NTVMSNBC

Birleşmiş Milletler Çevre Programı raporuna göre, dünya denizlerinde “ölü bölge” denilen oksijensiz alanların sayısı 150’ye çıktı. Denizlerdeki oksijensiz ‘ölü bölge’ler, balıkların ve diğer canlıların yaşamını tehlikeye sokuyor.

Denizlerdike ölü bölgeler, kanalizasyon, olomobillerden çıkan egsoz gazı, tarım ilaçları ve çevre kirliğinin neden olduğu azotun aşırıya kaçmasından kaynaklanıyor. Uzmanlar, havada biriken azotun gökyüzünden aşağı denizlere aktığını ve planktonların (balıkların yediği en ufak bitki ve hayvan türleri) artmasına neden olduğunu dile getiriyorlar.

Oksijen yiyen planktonların sayısının artması da, uzun vadede denizlerdeki oksijenin azalmasına yol açıyor.Balıklar oksijenin azaldığı bölgelerden, normal düzeylerde oksijenin bulunduğu bölgelere yüzebilirlerken, tabanda yaşayan ve hızlı hareket edemeyen midye, ıstakoz, yengeç gibi canlılar oksijenin bittiği bölgelerden Fenomenbet kaçamıyorlar.
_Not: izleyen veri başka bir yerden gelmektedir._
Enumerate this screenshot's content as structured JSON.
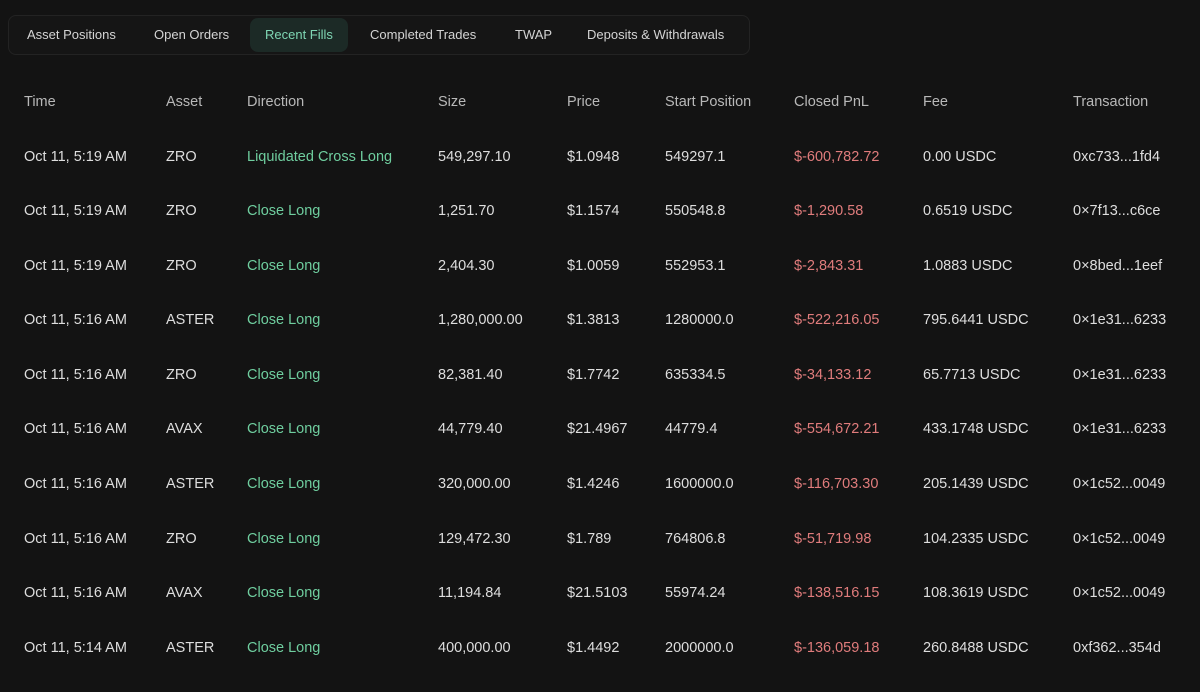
{
  "tabs": [
    {
      "label": "Asset Positions"
    },
    {
      "label": "Open Orders"
    },
    {
      "label": "Recent Fills"
    },
    {
      "label": "Completed Trades"
    },
    {
      "label": "TWAP"
    },
    {
      "label": "Deposits & Withdrawals"
    }
  ],
  "active_tab": "Recent Fills",
  "columns": [
    "Time",
    "Asset",
    "Direction",
    "Size",
    "Price",
    "Start Position",
    "Closed PnL",
    "Fee",
    "Transaction"
  ],
  "rows": [
    {
      "time": "Oct 11, 5:19 AM",
      "asset": "ZRO",
      "direction": "Liquidated Cross Long",
      "size": "549,297.10",
      "price": "$1.0948",
      "start_position": "549297.1",
      "closed_pnl": "$-600,782.72",
      "fee": "0.00 USDC",
      "transaction": "0xc733...1fd4"
    },
    {
      "time": "Oct 11, 5:19 AM",
      "asset": "ZRO",
      "direction": "Close Long",
      "size": "1,251.70",
      "price": "$1.1574",
      "start_position": "550548.8",
      "closed_pnl": "$-1,290.58",
      "fee": "0.6519 USDC",
      "transaction": "0×7f13...c6ce"
    },
    {
      "time": "Oct 11, 5:19 AM",
      "asset": "ZRO",
      "direction": "Close Long",
      "size": "2,404.30",
      "price": "$1.0059",
      "start_position": "552953.1",
      "closed_pnl": "$-2,843.31",
      "fee": "1.0883 USDC",
      "transaction": "0×8bed...1eef"
    },
    {
      "time": "Oct 11, 5:16 AM",
      "asset": "ASTER",
      "direction": "Close Long",
      "size": "1,280,000.00",
      "price": "$1.3813",
      "start_position": "1280000.0",
      "closed_pnl": "$-522,216.05",
      "fee": "795.6441 USDC",
      "transaction": "0×1e31...6233"
    },
    {
      "time": "Oct 11, 5:16 AM",
      "asset": "ZRO",
      "direction": "Close Long",
      "size": "82,381.40",
      "price": "$1.7742",
      "start_position": "635334.5",
      "closed_pnl": "$-34,133.12",
      "fee": "65.7713 USDC",
      "transaction": "0×1e31...6233"
    },
    {
      "time": "Oct 11, 5:16 AM",
      "asset": "AVAX",
      "direction": "Close Long",
      "size": "44,779.40",
      "price": "$21.4967",
      "start_position": "44779.4",
      "closed_pnl": "$-554,672.21",
      "fee": "433.1748 USDC",
      "transaction": "0×1e31...6233"
    },
    {
      "time": "Oct 11, 5:16 AM",
      "asset": "ASTER",
      "direction": "Close Long",
      "size": "320,000.00",
      "price": "$1.4246",
      "start_position": "1600000.0",
      "closed_pnl": "$-116,703.30",
      "fee": "205.1439 USDC",
      "transaction": "0×1c52...0049"
    },
    {
      "time": "Oct 11, 5:16 AM",
      "asset": "ZRO",
      "direction": "Close Long",
      "size": "129,472.30",
      "price": "$1.789",
      "start_position": "764806.8",
      "closed_pnl": "$-51,719.98",
      "fee": "104.2335 USDC",
      "transaction": "0×1c52...0049"
    },
    {
      "time": "Oct 11, 5:16 AM",
      "asset": "AVAX",
      "direction": "Close Long",
      "size": "11,194.84",
      "price": "$21.5103",
      "start_position": "55974.24",
      "closed_pnl": "$-138,516.15",
      "fee": "108.3619 USDC",
      "transaction": "0×1c52...0049"
    },
    {
      "time": "Oct 11, 5:14 AM",
      "asset": "ASTER",
      "direction": "Close Long",
      "size": "400,000.00",
      "price": "$1.4492",
      "start_position": "2000000.0",
      "closed_pnl": "$-136,059.18",
      "fee": "260.8488 USDC",
      "transaction": "0xf362...354d"
    }
  ],
  "colors": {
    "background": "#131313",
    "active_tab_text": "#7fd6b4",
    "active_tab_bg": "#1c2a26",
    "direction_green": "#6fce9f",
    "pnl_red": "#e07c7c"
  }
}
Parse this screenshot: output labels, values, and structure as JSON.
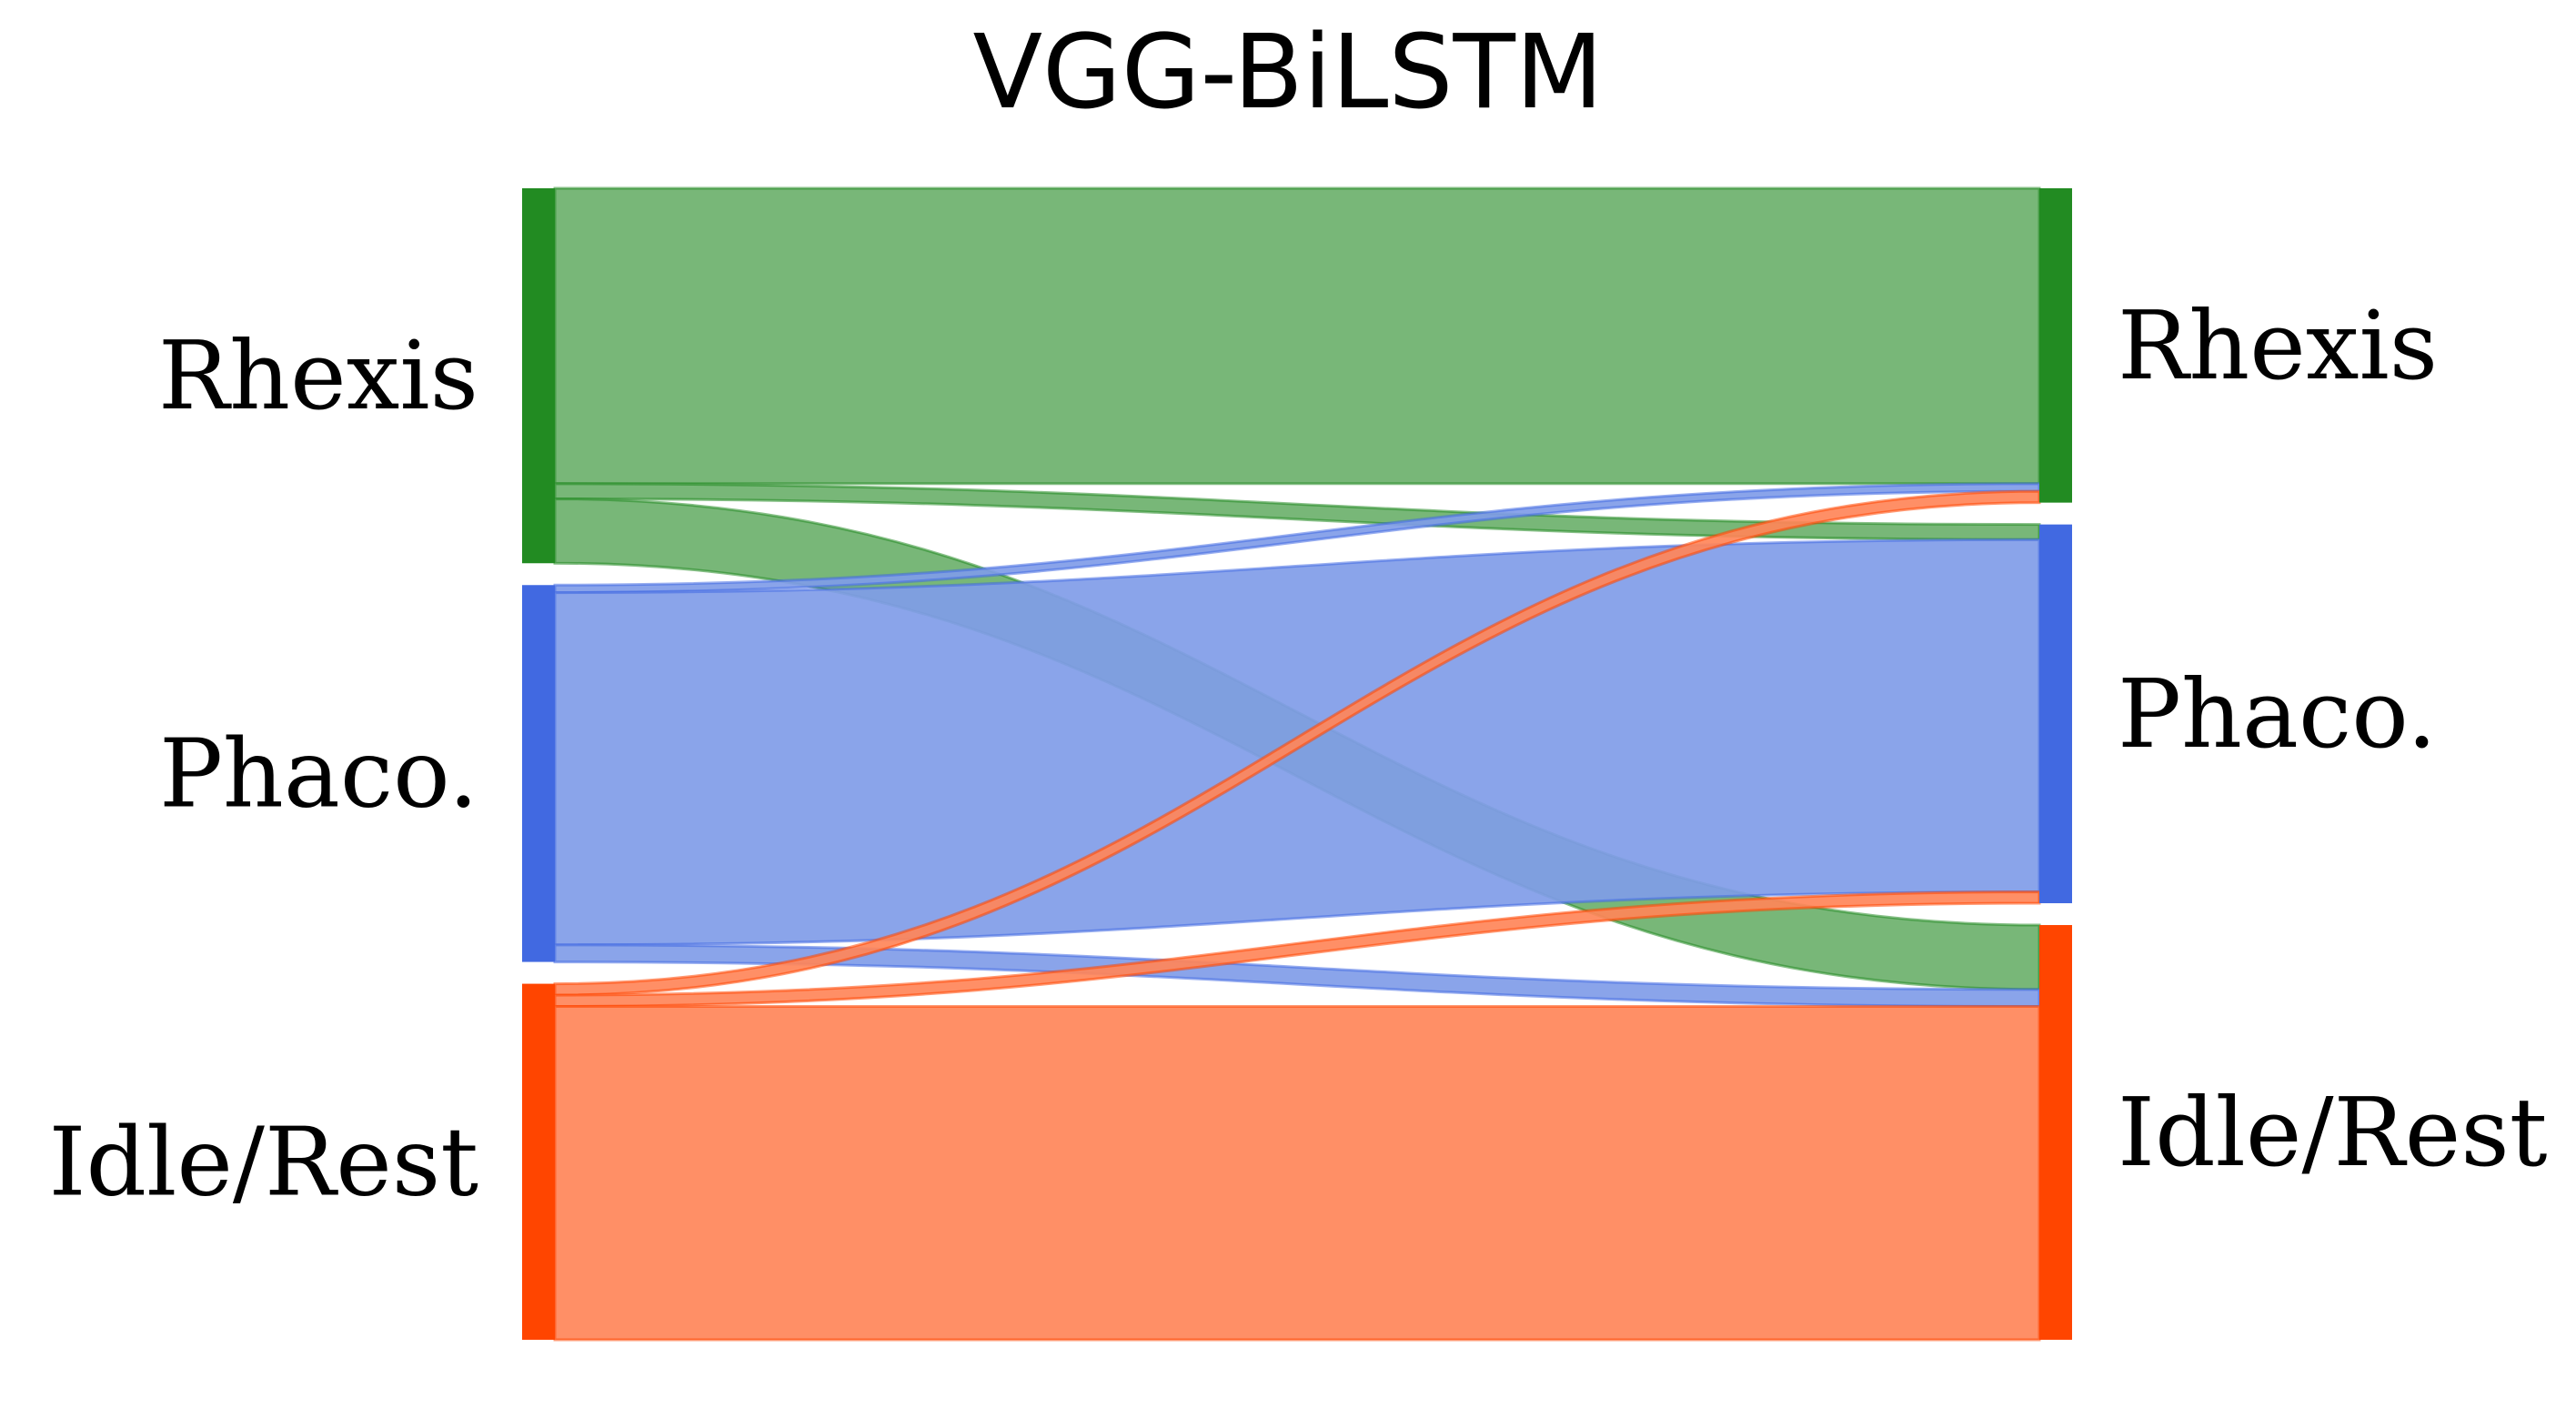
{
  "title": "VGG-BiLSTM",
  "colors": {
    "Rhexis": "#228B22",
    "Phaco.": "#4169E1",
    "Idle/Rest": "#FF4500"
  },
  "flow_colors": {
    "Rhexis": "#6DB16D",
    "Phaco.": "#809CE8",
    "Idle/Rest": "#FF8659"
  },
  "nodes_left": [
    "Rhexis",
    "Phaco.",
    "Idle/Rest"
  ],
  "nodes_right": [
    "Rhexis",
    "Phaco.",
    "Idle/Rest"
  ],
  "flows": [
    {
      "from": "Rhexis",
      "to": "Rhexis",
      "value": 0.78
    },
    {
      "from": "Rhexis",
      "to": "Phaco.",
      "value": 0.04
    },
    {
      "from": "Rhexis",
      "to": "Idle/Rest",
      "value": 0.17
    },
    {
      "from": "Phaco.",
      "to": "Rhexis",
      "value": 0.02
    },
    {
      "from": "Phaco.",
      "to": "Phaco.",
      "value": 0.93
    },
    {
      "from": "Phaco.",
      "to": "Idle/Rest",
      "value": 0.045
    },
    {
      "from": "Idle/Rest",
      "to": "Rhexis",
      "value": 0.03
    },
    {
      "from": "Idle/Rest",
      "to": "Phaco.",
      "value": 0.03
    },
    {
      "from": "Idle/Rest",
      "to": "Idle/Rest",
      "value": 0.88
    }
  ]
}
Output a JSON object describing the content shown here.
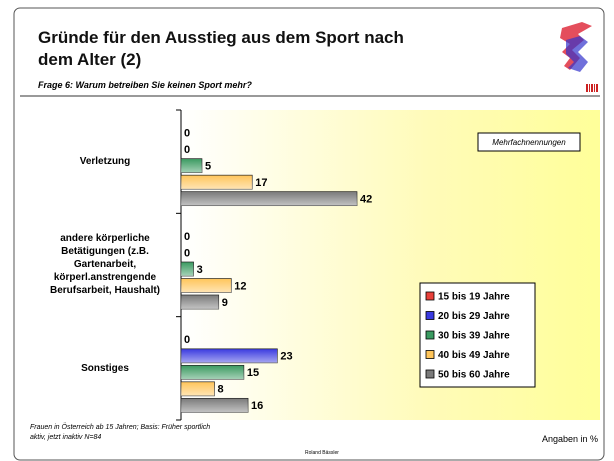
{
  "chart_data": {
    "type": "hbar",
    "title": "Gründe für den Ausstieg aus dem Sport nach dem Alter (2)",
    "subtitle": "Frage 6: Warum betreiben Sie keinen Sport mehr?",
    "annotation": "Mehrfachnennungen",
    "categories": [
      "Verletzung",
      "andere körperliche Betätigungen (z.B. Gartenarbeit, körperl.anstrengende Berufsarbeit, Haushalt)",
      "Sonstiges"
    ],
    "series": [
      {
        "name": "15 bis 19 Jahre",
        "color": "#e8403a",
        "values": [
          0,
          0,
          0
        ]
      },
      {
        "name": "20 bis 29 Jahre",
        "color": "#3a3ae0",
        "values": [
          0,
          0,
          23
        ]
      },
      {
        "name": "30 bis 39 Jahre",
        "color": "#3a9a60",
        "values": [
          5,
          3,
          15
        ]
      },
      {
        "name": "40 bis 49 Jahre",
        "color": "#ffc55a",
        "values": [
          17,
          12,
          8
        ]
      },
      {
        "name": "50 bis 60 Jahre",
        "color": "#7a7a7a",
        "values": [
          42,
          9,
          16
        ]
      }
    ],
    "xlim": [
      0,
      100
    ],
    "unit_note": "Angaben in %",
    "footnote": "Frauen in Österreich ab 15 Jahren; Basis: Früher sportlich aktiv, jetzt inaktiv N=84",
    "author": "Roland Bässler"
  }
}
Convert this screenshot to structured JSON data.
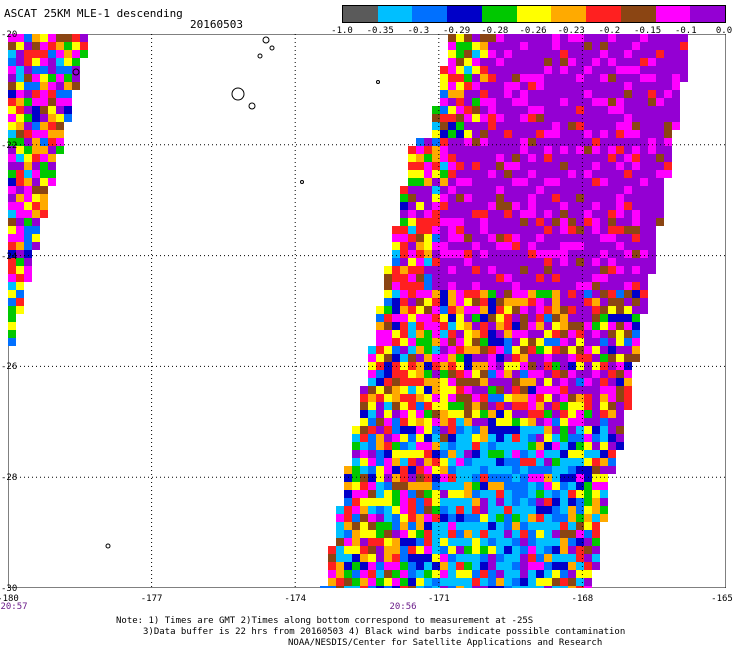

Birleşmiş Milletler Çevre Programı direktörü Klaus Toepfer durumu “insanoğlu kanalizasyonları denize dökerek, otomobilleri gereksiz yere çalıştırarak, tarım ilaçlarını gereksiz yere kullanarak, küresel çapta devasa bir doğa tahribatı yaptığı” belirtti. 
Araştırmaya göre belirlenen toplam 150 ölü bölgenin 146’sının Avrupa ve ABD’nin Atlantik kışıyarında bulunduğunun altını çizen Toepfer, bu bölgelerin 1 ila 117 kilometre kare arasında değişen genişliğe sahip olduğunu ve acil tedbir alınmaz ise yakın gelecekte bu sayının artacağı konusunda uyarılarda bulundu.
       
Karadeniz de "ölü bölge"
Dünyanın bilinen en eski ölü bölgeleri Amerika’da Chesapeake Körfezi, Avrupa’da Baltik Denizi, İskandinavya’da Kattegat Boğazı, kuzey Adriyatik Denizi ve Karadeniz olarak biliniyordu. Bu tarihi ölü bölgelere daha sonra, Amerika kıtasının tüm tarım atıklarının Mississipi Nehri üzerinden aktığı Meksika Körfezi eklendi. Ölü bölgelerden Güney Amerika, Çin, Japonya, güneydoğu Avusturalya ve Yeni Zelanda’da da rastlandı.